CA Bordeaux, 1re ch. A, 28 août 2001, n° 99-00670

BORDEAUX

Arrêt

Confirmation

PARTIES

Demandeur :

Sodiem (SA)

Défendeur :

Service d'Assiette des Contributions Indirectes, Confédération Nationale des Vins Doux Naturels, DGCCRF

COMPOSITION DE LA JURIDICTION

Président :

M. Bizot

Conseillers :

M. Cheminade, Mme Gounot

Avoués :

SCP Fonrouge-Gautier-Fonrouge, SCP Claverie-Taillard, SCP Henri, Luc Boyreau

Avocats :

Mes Magret, Bouche.

TGI Libourne, du 3 déc. 1998

3 décembre 1998

EXPOSE DU LITIGE

LA SA Sodiem a régulièrement saisi la présente cour de l'appel d'un jugement rendu le 3 décembre 1998 par le Tribunal de grande instance de Libourne, qui l'a déboutée de l'ensemble de ses demandes, a considéré que le vin qu'elle commercialise sous le nom "Muscat San Bernabe" ne peut recevoir l'appellation "Vin Doux Naturel" (VDN) et a confirmé la saisie contrefaçon intervenue à l'initiative de la Confédération nationale des vins doux naturels le 29 septembre 1998 jusqu'à ce que la Sodiem ait régularisé sa déclaration auprès de l'administration, de ses capsules et ses étiquettes, conformément à la réglementation communautaire et à la réglementation concernant les Vins de Liqueur de Qualité Produits dans des Régions Déterminées (VLQPRD), en déboutant les parties du surplus de leurs demandes.

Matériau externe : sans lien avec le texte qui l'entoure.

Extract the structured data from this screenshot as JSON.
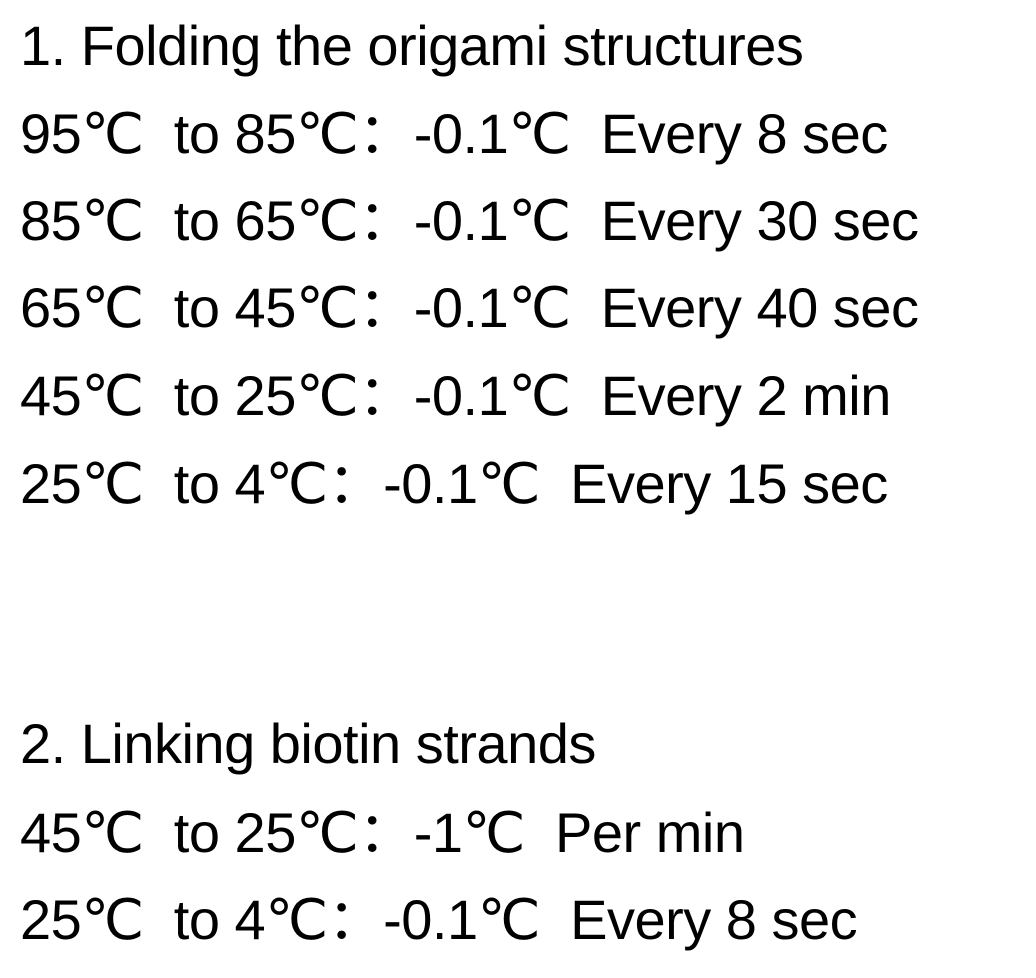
{
  "section1": {
    "heading": "1. Folding the origami structures",
    "steps": [
      "95℃  to 85℃：-0.1℃  Every 8 sec",
      "85℃  to 65℃：-0.1℃  Every 30 sec",
      "65℃  to 45℃：-0.1℃  Every 40 sec",
      "45℃  to 25℃：-0.1℃  Every 2 min",
      "25℃  to 4℃：-0.1℃  Every 15 sec"
    ]
  },
  "section2": {
    "heading": "2. Linking biotin strands",
    "steps": [
      "45℃  to 25℃：-1℃  Per min",
      "25℃  to 4℃：-0.1℃  Every 8 sec"
    ]
  }
}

Vu les articles 455 et 954 du Code de procédure civile (rédaction applicable à compter du 1er mars 1999),

Vu les dernières écritures de la SA Sodiem signifiées et déposées le 17 novembre 2000,

Vu les dernières écritures de la Direction générale des Douanes et Droits Indirects signifiées et déposées le 1er septembre 1999,

Vu les dernières écritures de la Confédération nationale des vins doux naturels signifiées et déposées le 4 décembre 2000,

Vu l'assignation le 20 septembre 1999 et la réassignation le 16 octobre 2000 avec dénonciation de conclusions délivrées à la Direction générale de la Concurrence, de la Consommation et de la Répression des Fraudes, non comparante,

Vu l'ordonnance de clôture de l'instruction du 18 juin 2001.

MOTIFS

1. La société Sodiem fait grief au jugement déféré d'abord d'avoir, pour la débouter de ses demandes, refusé d'attribuer au "Vino Dulce Natural Moscatel de Valencia" qu'elle a importé en France la qualification de "vin doux naturel" (VDN) au motif, infondé selon elle, et contraire, selon elle, aux documents administratifs d'accompagnement, factures, capsule conforme et résultats d'analyse de la non-conformité de ce produit, au règlement CEE n° 4252 du 21 décembre 1988 ; ensuite d'avoir méconnu la "force impérative" de la décision de l'Administration des Douanes d'où résultait pourtant qu'en important ce vin, elle n'a commis ni infraction ni faute ; enfin d'avoir refusé de lever la saisie du stock et méconnu son préjudice.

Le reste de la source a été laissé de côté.